Council also passed an ordinance authorizing the entrance into a contract with Ohio University for the installation of a wastewater-based COVID-19 surveillance program. The project is fully funded by an $83,100 grant and will help the city determine viral outbreaks and virus prevalence in certain communities. 

“In the future, we may also be able to use this for other things that may happen in the city, for other infectious disease detections,” Councilwoman Sarah Grace, D-At Large, said. “So, this is a fantastic opportunity for the city and the university to partner to protect the health of our citizens.” 

A second reading of an ordinance authorizing the service safety director to enter into a contract for the replacement of the roof of the city building was heard Monday. The current roof is 25 years old and has experienced numerous attempted repairs. The replacement project is expected to cost approximately $180,000, according to an initial estimate. The proposed ordinance appropriates $200,000 for the project from the unappropriated balance fund.

Several other inter-fund transfers were introduced in first reading by Councilman Sam Crowl, D-3rd Ward. Transfers included $7,383 to the Community Development Block Grant fund for administrative fees, as well as $11,000 to the parking garage fund for an elevator repair. 

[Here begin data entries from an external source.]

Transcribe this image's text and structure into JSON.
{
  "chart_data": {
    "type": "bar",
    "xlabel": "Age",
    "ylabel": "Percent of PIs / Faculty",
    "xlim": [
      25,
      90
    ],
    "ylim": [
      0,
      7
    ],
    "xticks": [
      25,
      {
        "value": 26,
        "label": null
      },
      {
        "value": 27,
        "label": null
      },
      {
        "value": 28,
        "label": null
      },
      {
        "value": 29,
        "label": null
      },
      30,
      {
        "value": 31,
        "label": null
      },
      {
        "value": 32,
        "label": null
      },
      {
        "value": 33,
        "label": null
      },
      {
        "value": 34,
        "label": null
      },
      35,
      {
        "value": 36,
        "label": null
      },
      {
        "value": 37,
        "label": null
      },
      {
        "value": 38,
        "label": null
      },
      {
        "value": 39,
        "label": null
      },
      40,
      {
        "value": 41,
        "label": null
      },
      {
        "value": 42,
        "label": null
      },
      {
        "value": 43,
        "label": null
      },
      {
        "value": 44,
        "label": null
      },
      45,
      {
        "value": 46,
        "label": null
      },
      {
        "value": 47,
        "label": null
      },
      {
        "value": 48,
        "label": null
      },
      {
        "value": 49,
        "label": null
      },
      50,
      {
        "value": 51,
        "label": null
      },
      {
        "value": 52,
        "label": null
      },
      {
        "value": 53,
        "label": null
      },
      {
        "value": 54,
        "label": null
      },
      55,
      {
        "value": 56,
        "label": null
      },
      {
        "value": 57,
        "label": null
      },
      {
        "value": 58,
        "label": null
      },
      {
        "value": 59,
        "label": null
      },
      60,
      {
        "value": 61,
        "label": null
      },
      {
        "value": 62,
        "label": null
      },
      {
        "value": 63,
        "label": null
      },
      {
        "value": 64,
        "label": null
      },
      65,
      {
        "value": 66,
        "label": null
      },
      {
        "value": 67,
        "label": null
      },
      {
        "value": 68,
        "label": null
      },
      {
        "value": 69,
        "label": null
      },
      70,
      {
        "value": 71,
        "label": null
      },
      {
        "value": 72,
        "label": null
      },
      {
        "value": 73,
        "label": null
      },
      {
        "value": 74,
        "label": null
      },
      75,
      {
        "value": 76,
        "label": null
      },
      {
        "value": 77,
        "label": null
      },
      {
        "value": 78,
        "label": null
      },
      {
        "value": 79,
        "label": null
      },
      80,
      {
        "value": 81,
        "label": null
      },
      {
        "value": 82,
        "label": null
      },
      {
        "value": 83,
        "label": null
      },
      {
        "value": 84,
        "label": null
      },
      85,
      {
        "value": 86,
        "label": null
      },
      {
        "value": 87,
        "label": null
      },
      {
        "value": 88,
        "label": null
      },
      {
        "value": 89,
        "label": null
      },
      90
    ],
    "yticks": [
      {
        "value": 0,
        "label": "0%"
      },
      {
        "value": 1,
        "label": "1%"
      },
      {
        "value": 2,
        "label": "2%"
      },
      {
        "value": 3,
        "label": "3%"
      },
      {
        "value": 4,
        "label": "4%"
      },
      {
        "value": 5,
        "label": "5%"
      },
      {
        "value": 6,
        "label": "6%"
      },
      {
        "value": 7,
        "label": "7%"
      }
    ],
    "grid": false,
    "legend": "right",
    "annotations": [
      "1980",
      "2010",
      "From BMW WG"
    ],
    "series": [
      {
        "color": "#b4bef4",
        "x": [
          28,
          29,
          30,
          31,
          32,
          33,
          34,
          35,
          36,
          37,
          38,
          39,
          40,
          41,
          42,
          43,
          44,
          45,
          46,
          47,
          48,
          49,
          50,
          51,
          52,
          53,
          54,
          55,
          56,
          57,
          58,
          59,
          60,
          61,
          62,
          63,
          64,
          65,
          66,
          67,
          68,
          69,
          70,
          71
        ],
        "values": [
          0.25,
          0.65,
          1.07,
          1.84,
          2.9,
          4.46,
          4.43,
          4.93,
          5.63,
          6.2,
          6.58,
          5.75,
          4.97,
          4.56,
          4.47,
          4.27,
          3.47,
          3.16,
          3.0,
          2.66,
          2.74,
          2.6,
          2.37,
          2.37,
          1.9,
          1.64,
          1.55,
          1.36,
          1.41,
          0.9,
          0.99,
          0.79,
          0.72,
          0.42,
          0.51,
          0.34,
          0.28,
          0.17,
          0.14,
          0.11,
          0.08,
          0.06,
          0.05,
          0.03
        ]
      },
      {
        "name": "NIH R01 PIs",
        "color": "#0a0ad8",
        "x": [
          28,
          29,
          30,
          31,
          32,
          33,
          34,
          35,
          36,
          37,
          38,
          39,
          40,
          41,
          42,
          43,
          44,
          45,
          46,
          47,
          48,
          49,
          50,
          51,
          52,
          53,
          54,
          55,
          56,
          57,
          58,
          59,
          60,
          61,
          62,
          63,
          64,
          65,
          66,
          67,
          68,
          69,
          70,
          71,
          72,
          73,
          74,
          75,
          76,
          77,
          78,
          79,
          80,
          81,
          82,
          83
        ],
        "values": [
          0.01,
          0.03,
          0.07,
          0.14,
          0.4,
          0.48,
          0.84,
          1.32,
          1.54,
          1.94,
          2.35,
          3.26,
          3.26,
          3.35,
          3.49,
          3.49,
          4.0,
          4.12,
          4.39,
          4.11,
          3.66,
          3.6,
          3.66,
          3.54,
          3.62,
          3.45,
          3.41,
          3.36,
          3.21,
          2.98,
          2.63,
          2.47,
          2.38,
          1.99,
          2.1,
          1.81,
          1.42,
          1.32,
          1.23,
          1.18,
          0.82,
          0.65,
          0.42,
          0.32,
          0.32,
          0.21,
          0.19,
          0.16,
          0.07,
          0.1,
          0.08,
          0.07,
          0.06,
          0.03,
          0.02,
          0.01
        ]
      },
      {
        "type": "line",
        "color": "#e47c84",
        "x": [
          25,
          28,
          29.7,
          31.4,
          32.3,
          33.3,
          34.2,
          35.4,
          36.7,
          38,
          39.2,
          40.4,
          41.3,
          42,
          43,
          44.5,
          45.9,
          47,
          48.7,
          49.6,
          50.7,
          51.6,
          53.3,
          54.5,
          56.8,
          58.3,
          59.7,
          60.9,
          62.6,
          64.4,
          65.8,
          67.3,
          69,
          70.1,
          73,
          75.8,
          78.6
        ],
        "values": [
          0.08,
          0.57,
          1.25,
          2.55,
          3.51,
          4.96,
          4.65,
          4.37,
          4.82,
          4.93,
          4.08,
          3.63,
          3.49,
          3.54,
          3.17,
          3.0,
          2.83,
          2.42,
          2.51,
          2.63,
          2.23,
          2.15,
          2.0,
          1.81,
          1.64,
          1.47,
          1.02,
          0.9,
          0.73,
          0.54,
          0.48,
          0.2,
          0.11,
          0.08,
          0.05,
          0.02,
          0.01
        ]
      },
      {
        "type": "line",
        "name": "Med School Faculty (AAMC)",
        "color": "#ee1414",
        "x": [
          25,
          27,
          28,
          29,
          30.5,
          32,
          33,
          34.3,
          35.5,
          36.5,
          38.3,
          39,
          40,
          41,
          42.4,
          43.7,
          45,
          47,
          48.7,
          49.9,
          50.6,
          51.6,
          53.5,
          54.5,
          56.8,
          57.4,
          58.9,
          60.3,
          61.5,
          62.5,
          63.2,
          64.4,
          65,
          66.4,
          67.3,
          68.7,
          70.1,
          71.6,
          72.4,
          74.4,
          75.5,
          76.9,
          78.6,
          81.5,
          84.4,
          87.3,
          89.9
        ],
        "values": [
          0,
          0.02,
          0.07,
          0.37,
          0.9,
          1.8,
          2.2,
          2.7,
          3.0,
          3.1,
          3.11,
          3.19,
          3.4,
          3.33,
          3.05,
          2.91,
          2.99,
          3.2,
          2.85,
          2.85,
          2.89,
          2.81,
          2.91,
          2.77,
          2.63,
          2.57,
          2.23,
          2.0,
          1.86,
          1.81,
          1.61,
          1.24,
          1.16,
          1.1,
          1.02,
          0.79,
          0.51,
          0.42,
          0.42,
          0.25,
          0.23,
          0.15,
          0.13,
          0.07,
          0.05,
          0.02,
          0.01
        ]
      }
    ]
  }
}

An ordinance introduced by all members of Council to apply for a designated outdoor refreshment area, or a DORA, was first read during the meeting. The DORA would be a five-year program establishing a location in uptown Athens where open container laws are temporarily suspended during city-determined hours. Biodegradable, disposable beverage cups will be utilized by local bars and restaurants, which may be carried into participating businesses. 

Council’s meeting concluded by moving to cancel a hiring freeze review, established during the beginning of the pandemic as a result of financial constraints. 

“We’ve powered through some really tough times and this is a good thing to go forward with, with removing it, because every day we are getting towards more normal,” Councilwoman Chris Fahl, D-4th Ward, said. “I just want to say ‘thank you’ to everybody who has worked so hard to get to this point.”